As far as refusals, we all get em and we always will. The fly and the presentation are the two parts. As far as fly, shape and color are somewhat important, but not nearly as important as size and float characteristics. By that I mean do they want it ON the water(full hackled dry), flush with the surface (spinner or comparadun), or just under the surface (emerger). Size is self-explanatory, get those right and you'll do better. Details like color, shape, number of tails, etc., can help on occasion but isn't nearly as important.

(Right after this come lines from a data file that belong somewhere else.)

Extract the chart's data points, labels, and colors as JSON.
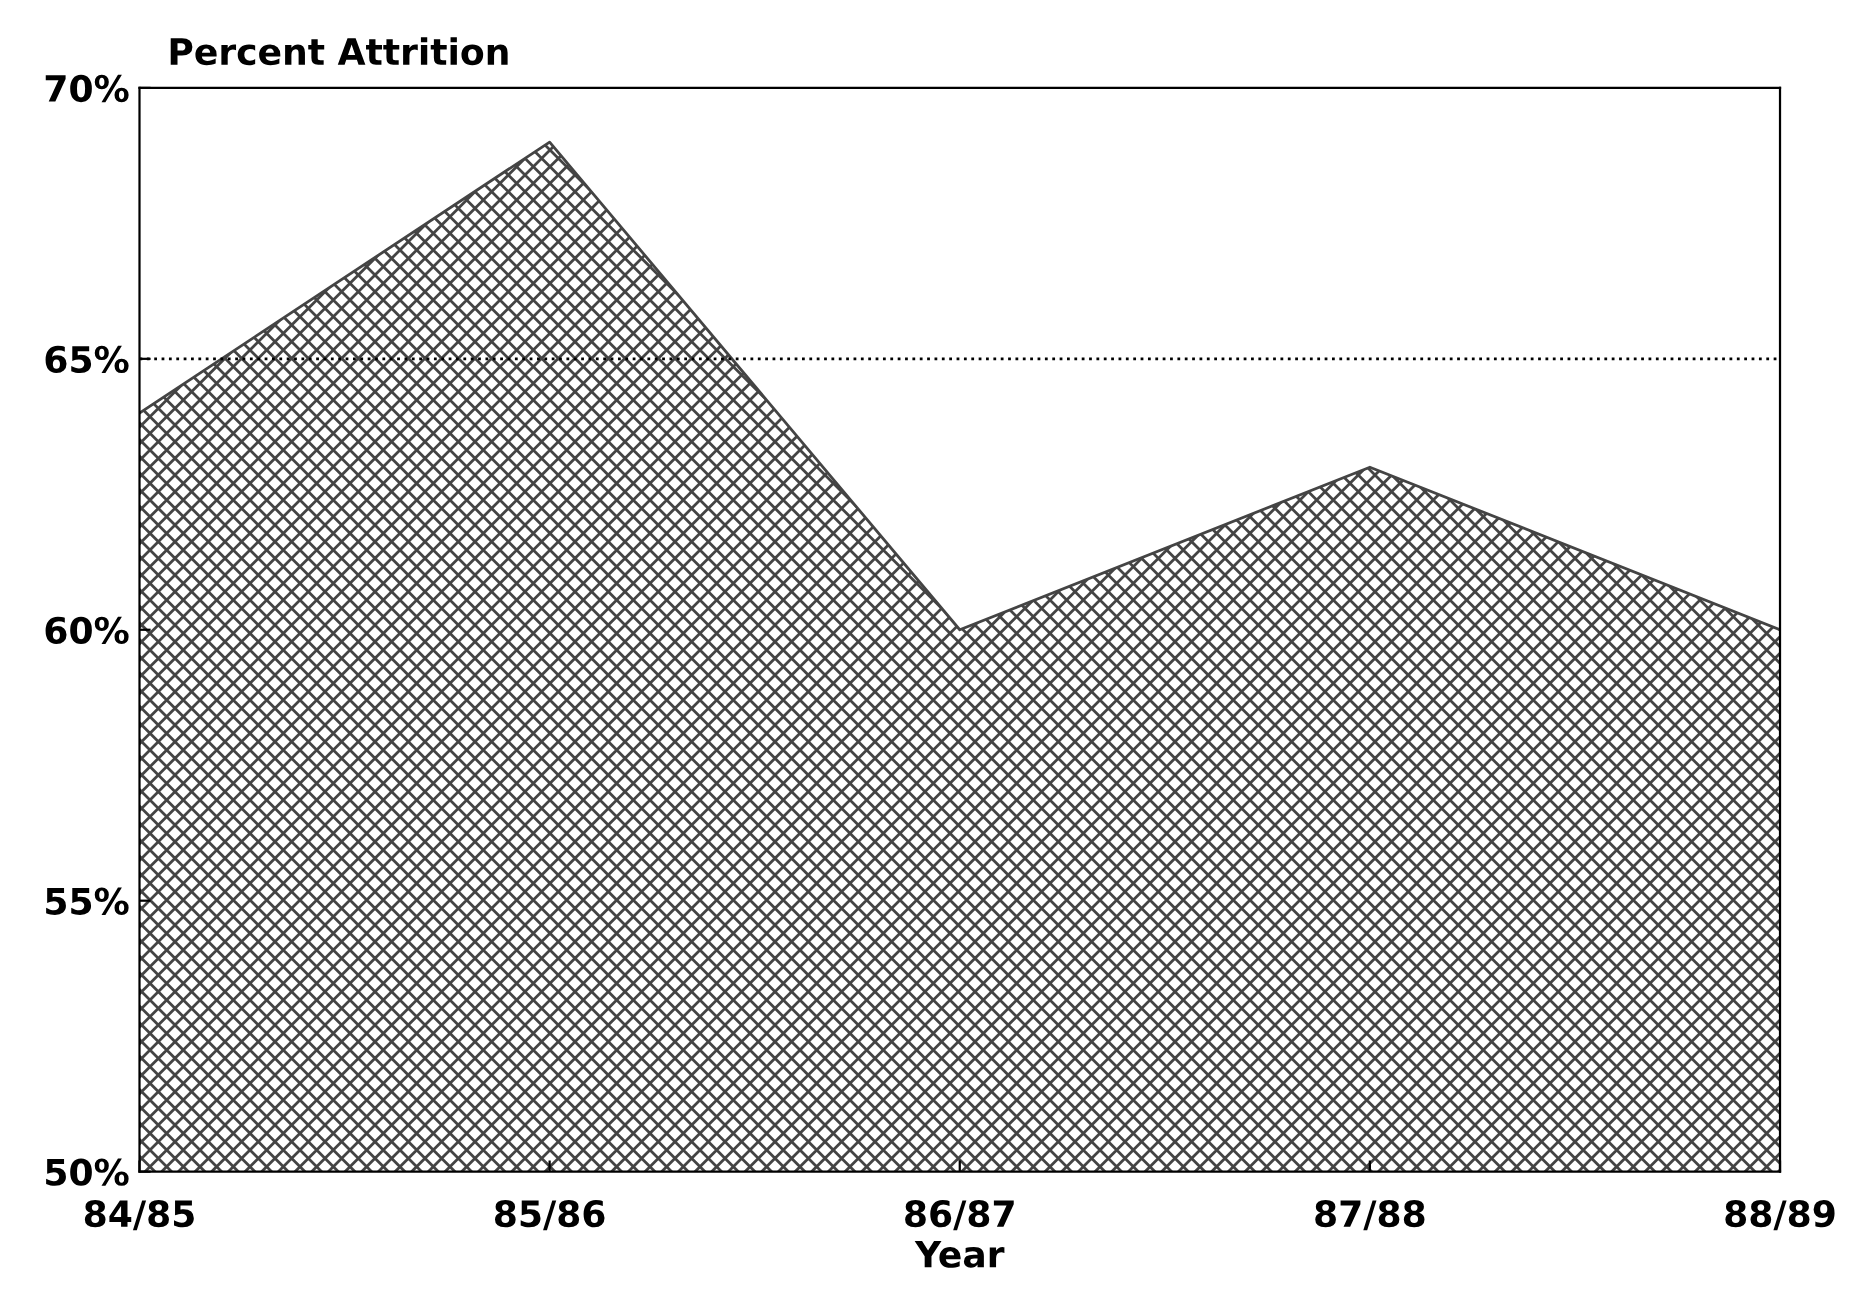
{
  "chart_data": {
    "type": "area",
    "xlabel": "Year",
    "ylabel": "Percent Attrition",
    "categories": [
      "84/85",
      "85/86",
      "86/87",
      "87/88",
      "88/89"
    ],
    "series": [
      {
        "color": "#444444",
        "values": [
          64,
          69,
          60,
          63,
          60
        ]
      }
    ],
    "ylim": [
      50,
      70
    ],
    "yticks": [
      {
        "value": 50,
        "label": "50%"
      },
      {
        "value": 55,
        "label": "55%"
      },
      {
        "value": 60,
        "label": "60%"
      },
      {
        "value": 65,
        "label": "65%"
      },
      {
        "value": 70,
        "label": "70%"
      }
    ],
    "ref_lines": [
      {
        "axis": "y",
        "value": 65,
        "line_style": "dotted",
        "color": "#000000"
      }
    ],
    "grid": false
  }
}
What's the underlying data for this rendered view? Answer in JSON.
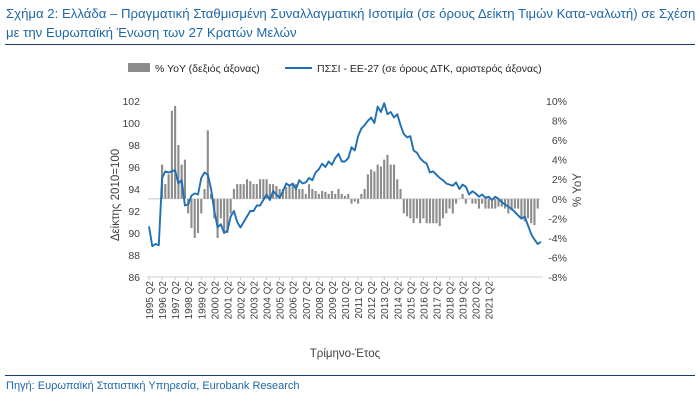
{
  "figure": {
    "title": "Σχήμα 2: Ελλάδα – Πραγματική Σταθμισμένη Συναλλαγματική Ισοτιμία (σε όρους Δείκτη Τιμών Κατα-ναλωτή) σε Σχέση με την Ευρωπαϊκή Ένωση των 27 Κρατών Μελών",
    "source": "Πηγή: Ευρωπαϊκή Στατιστική Υπηρεσία, Eurobank Research"
  },
  "colors": {
    "title": "#1f67a6",
    "line": "#1f6fb6",
    "bars": "#8c8c8c",
    "rule": "#1a3c6e"
  },
  "chart_data": {
    "type": "bar+line",
    "xlabel": "Τρίμηνο-Έτος",
    "ylabel_left": "Δείκτης 2010=100",
    "ylabel_right": "% YoY",
    "ylim_left": [
      86,
      102
    ],
    "ylim_right": [
      -8,
      10
    ],
    "left_ticks": [
      "86",
      "88",
      "90",
      "92",
      "94",
      "96",
      "98",
      "100",
      "102"
    ],
    "right_ticks": [
      "-8%",
      "-6%",
      "-4%",
      "-2%",
      "0%",
      "2%",
      "4%",
      "6%",
      "8%",
      "10%"
    ],
    "x_tick_labels": [
      "1995 Q2",
      "1996 Q2",
      "1997 Q2",
      "1998 Q2",
      "1999 Q2",
      "2000 Q2",
      "2001 Q2",
      "2002 Q2",
      "2003 Q2",
      "2004 Q2",
      "2005 Q2",
      "2006 Q2",
      "2007 Q2",
      "2008 Q2",
      "2009 Q2",
      "2010 Q2",
      "2011 Q2",
      "2012 Q2",
      "2013 Q2",
      "2014 Q2",
      "2015 Q2",
      "2016 Q2",
      "2017 Q2",
      "2018 Q2",
      "2019 Q2",
      "2020 Q2",
      "2021 Q2"
    ],
    "legend": {
      "placement": "top",
      "bars_label": "% YoY (δεξιός άξονας)",
      "line_label": "ΠΣΣΙ - ΕΕ-27 (σε όρους ΔΤΚ, αριστερός άξονας)"
    },
    "series": [
      {
        "name": "ΠΣΣΙ - ΕΕ-27 (σε όρους ΔΤΚ, αριστερός άξονας)",
        "axis": "left",
        "type": "line",
        "x_start": "1995 Q2",
        "frequency": "quarterly",
        "values": [
          90.6,
          88.8,
          89.0,
          88.9,
          95.0,
          95.6,
          95.5,
          95.6,
          95.7,
          94.5,
          94.8,
          92.5,
          92.6,
          93.4,
          93.6,
          93.5,
          95.0,
          95.5,
          95.3,
          94.0,
          92.0,
          90.5,
          90.8,
          90.0,
          90.2,
          91.5,
          92.0,
          91.0,
          90.5,
          91.0,
          91.5,
          92.0,
          92.0,
          92.5,
          92.5,
          93.0,
          93.5,
          93.0,
          93.8,
          93.5,
          93.2,
          93.8,
          94.5,
          94.3,
          94.5,
          94.0,
          94.8,
          94.5,
          94.6,
          95.0,
          94.8,
          95.5,
          95.8,
          96.3,
          96.0,
          96.5,
          96.2,
          96.8,
          97.2,
          96.5,
          96.5,
          96.8,
          97.8,
          97.5,
          98.8,
          99.5,
          99.8,
          100.2,
          100.5,
          100.0,
          101.5,
          101.0,
          101.8,
          100.8,
          101.0,
          100.5,
          100.8,
          99.8,
          99.0,
          98.7,
          98.8,
          97.5,
          97.3,
          96.8,
          96.5,
          96.3,
          95.5,
          95.6,
          95.3,
          95.0,
          94.8,
          94.5,
          94.4,
          94.3,
          94.6,
          94.0,
          94.4,
          94.2,
          93.5,
          93.8,
          93.6,
          93.3,
          93.5,
          93.2,
          93.3,
          93.0,
          93.3,
          93.1,
          92.8,
          92.6,
          92.4,
          92.2,
          91.9,
          91.6,
          91.3,
          91.5,
          90.7,
          89.9,
          89.4,
          89.0,
          89.2
        ]
      },
      {
        "name": "% YoY (δεξιός άξονας)",
        "axis": "right",
        "type": "bar",
        "x_start": "1995 Q2",
        "frequency": "quarterly",
        "values_percent": [
          0,
          0,
          0,
          0,
          3.5,
          1.5,
          2.5,
          9.0,
          9.5,
          5.5,
          3.5,
          4.0,
          -1.5,
          -3.0,
          -4.0,
          -3.5,
          -1.5,
          1.0,
          7.0,
          0.5,
          -2.0,
          -4.0,
          -2.0,
          -3.5,
          -3.5,
          -1.5,
          1.0,
          1.5,
          1.5,
          1.5,
          2.0,
          1.8,
          1.5,
          1.5,
          2.0,
          2.0,
          2.0,
          1.5,
          1.5,
          1.3,
          1.0,
          1.0,
          1.2,
          1.3,
          1.5,
          1.5,
          1.0,
          1.0,
          0.5,
          1.5,
          1.0,
          0.8,
          0.5,
          0.8,
          0.7,
          0.5,
          0.8,
          0.5,
          1.0,
          0.5,
          0.3,
          0.5,
          -0.5,
          -0.3,
          -0.5,
          0.5,
          1.0,
          2.5,
          3.0,
          2.8,
          3.5,
          3.3,
          4.0,
          4.5,
          3.5,
          3.5,
          2.0,
          1.0,
          -1.5,
          -1.8,
          -2.0,
          -2.5,
          -2.0,
          -2.5,
          -2.0,
          -2.5,
          -2.5,
          -2.5,
          -2.5,
          -2.8,
          -2.0,
          -1.5,
          -1.0,
          -1.5,
          -0.5,
          0.0,
          0.5,
          -0.5,
          0.0,
          -0.5,
          -0.5,
          -1.0,
          -0.5,
          -1.0,
          -1.0,
          -1.0,
          -1.0,
          -0.8,
          -0.8,
          -1.0,
          -1.5,
          -1.2,
          -1.0,
          -1.0,
          -2.0,
          -2.3,
          -2.0,
          -2.5,
          -2.7,
          -1.0
        ]
      }
    ]
  }
}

Presentation. Most of the time, they want a perfect drag free drift, starting at some proper distance in front of them till the take. It may look drag free to us, but micro-drag plays a role and you're whole day is in finding ways to minimize it. I don't think you ever really fix this problem. I've worked on it and worked on it, and the final score does get better as you get better. But I get just as many if not more refusals than before. Some of the ones that used to refuse now take, and some of the ones that used to ignore now refuse....
There are situations where they actually want it the other way, they're keyed on movement, a lot of egg-laying caddis situations are like this. At these times a really high floating fly, often referred to as a "skipping" fly, can be deadly when drug across the surface. But work on the drag free drift first, and then think about these situations.